- April marked the 18th month that North American construction costs increased, reported IHS Markit, with uncertainty around steel prices as a result of the United States' recently imposed steel tariff.
- Prices were up in all 12 categories the IHS Markit PEG Engineering Construction Cost Index tracks, which pushed the index to 61.48, more than four points higher than its March reading. The price hikes for fabricated structural steel, carbon steel pipe and alloy steel pipe are being helped along by questions around costs and availability after a U.S. steel tariff of 25% went into effect last month. Imported aluminum was hit with a 10% tariff as well.
- IHS Markit said U.S. trade policy will likely impact future material prices but that market indecision about steel pricing should clear up when the U.S. issues its decision about which companies will be exempt from the tariffs. Major steel providers like Mexico and Canada already have been issued temporary exemptions.

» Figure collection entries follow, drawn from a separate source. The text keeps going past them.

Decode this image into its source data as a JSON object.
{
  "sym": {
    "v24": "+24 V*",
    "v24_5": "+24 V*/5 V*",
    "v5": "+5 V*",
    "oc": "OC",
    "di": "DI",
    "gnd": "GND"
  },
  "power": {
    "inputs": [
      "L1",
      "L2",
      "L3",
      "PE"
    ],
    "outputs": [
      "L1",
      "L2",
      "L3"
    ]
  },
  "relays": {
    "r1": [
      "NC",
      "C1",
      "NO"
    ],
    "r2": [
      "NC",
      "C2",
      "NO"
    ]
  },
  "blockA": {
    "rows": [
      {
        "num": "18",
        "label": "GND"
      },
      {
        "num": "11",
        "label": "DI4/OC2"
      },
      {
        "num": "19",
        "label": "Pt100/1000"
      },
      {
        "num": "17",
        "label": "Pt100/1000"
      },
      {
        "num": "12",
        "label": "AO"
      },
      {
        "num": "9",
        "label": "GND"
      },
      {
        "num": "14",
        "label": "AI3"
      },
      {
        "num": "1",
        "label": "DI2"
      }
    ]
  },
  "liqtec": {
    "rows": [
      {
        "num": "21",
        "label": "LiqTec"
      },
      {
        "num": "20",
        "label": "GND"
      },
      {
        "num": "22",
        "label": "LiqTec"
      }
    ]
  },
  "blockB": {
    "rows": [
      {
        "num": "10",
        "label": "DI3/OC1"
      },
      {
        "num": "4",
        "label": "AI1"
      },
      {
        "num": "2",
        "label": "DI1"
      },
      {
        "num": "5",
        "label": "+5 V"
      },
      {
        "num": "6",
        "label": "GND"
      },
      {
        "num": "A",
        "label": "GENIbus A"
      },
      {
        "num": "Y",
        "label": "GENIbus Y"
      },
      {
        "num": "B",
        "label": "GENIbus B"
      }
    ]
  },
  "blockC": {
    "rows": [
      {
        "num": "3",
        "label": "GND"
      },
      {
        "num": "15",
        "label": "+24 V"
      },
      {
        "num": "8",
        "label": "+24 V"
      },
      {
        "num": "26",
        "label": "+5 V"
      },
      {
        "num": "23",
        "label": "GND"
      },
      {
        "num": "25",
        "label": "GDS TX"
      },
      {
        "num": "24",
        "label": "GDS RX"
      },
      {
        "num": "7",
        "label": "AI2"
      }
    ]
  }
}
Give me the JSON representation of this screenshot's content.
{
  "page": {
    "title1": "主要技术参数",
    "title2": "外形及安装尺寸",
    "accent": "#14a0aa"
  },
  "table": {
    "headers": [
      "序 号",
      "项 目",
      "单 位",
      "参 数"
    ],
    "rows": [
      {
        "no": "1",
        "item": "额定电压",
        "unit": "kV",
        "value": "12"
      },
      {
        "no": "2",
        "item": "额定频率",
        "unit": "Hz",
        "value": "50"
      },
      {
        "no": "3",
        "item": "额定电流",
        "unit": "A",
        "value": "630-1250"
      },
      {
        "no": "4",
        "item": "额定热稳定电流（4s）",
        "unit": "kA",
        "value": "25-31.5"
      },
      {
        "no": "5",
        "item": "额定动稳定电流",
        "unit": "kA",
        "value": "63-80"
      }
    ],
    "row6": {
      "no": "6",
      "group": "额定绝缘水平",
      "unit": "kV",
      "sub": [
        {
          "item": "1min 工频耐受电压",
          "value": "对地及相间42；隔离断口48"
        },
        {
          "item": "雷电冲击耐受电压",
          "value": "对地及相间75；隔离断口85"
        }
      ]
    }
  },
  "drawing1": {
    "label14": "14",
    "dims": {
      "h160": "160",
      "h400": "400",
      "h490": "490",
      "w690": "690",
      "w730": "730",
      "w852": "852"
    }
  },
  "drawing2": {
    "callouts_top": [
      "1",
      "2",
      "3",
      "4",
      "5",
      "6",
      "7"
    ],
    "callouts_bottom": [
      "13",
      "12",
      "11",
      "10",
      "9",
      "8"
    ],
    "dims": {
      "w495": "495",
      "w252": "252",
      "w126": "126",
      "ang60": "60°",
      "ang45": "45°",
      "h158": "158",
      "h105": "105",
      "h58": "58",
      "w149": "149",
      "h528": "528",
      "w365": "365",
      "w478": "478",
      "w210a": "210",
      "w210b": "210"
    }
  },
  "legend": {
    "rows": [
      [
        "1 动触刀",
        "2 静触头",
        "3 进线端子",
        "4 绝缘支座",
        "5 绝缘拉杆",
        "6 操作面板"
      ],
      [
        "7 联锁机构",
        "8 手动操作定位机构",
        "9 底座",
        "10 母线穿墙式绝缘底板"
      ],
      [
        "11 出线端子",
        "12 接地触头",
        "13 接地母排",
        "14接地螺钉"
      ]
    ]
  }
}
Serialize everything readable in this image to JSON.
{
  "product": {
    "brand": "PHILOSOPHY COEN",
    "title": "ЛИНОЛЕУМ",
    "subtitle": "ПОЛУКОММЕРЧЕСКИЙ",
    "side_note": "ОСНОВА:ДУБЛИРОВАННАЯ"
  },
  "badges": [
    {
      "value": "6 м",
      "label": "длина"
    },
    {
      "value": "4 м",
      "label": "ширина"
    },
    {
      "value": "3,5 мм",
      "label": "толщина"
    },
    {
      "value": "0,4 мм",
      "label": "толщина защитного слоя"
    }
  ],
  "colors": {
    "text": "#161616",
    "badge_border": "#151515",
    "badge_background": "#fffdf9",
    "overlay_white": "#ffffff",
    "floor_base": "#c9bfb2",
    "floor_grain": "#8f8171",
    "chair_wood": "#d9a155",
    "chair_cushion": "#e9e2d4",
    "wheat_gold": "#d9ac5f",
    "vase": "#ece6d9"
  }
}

Shortly after President Donald Trump announced the tariffs, U.S. contractors began reporting that their suppliers were starting to charge more for steel products, and as much as 10% in some markets. Also describing a negative impact as a result of the steel tariff were small domestic fabricators that rely on raw foreign steel, which is the target of the tariff. Some said they had lost business to competitors in other countries that don't impose such a high duty on the material, saving the end user from having to absorb the extra costs. Big U.S. steel companies, however, should benefit from this particular trade policy.
But how much a 25% tariff on steel will really impact the cost of construction is not clear. According to an analysis by Archinect, some estimates of how much extra contractors and developers will have to pay could be overblown. Using hypothetical projects and positing that the biggest impact on the construction industry will be in the category of structural steel, Archinect estimated that the average cost increase would not even reach 1%.
What could push costs higher, however, is the likely short-term inability of U.S. steel manufacturers to meet the demand created by the tariffs. Part of the ramp-up will necessitate reopening plants, which could take four to six months. In addition, as subcontractors and contractors flounder a bit on how much they should allow for steel in their bids, uncertainty could put pressure on them to raise prices to cover potential price increases from their suppliers.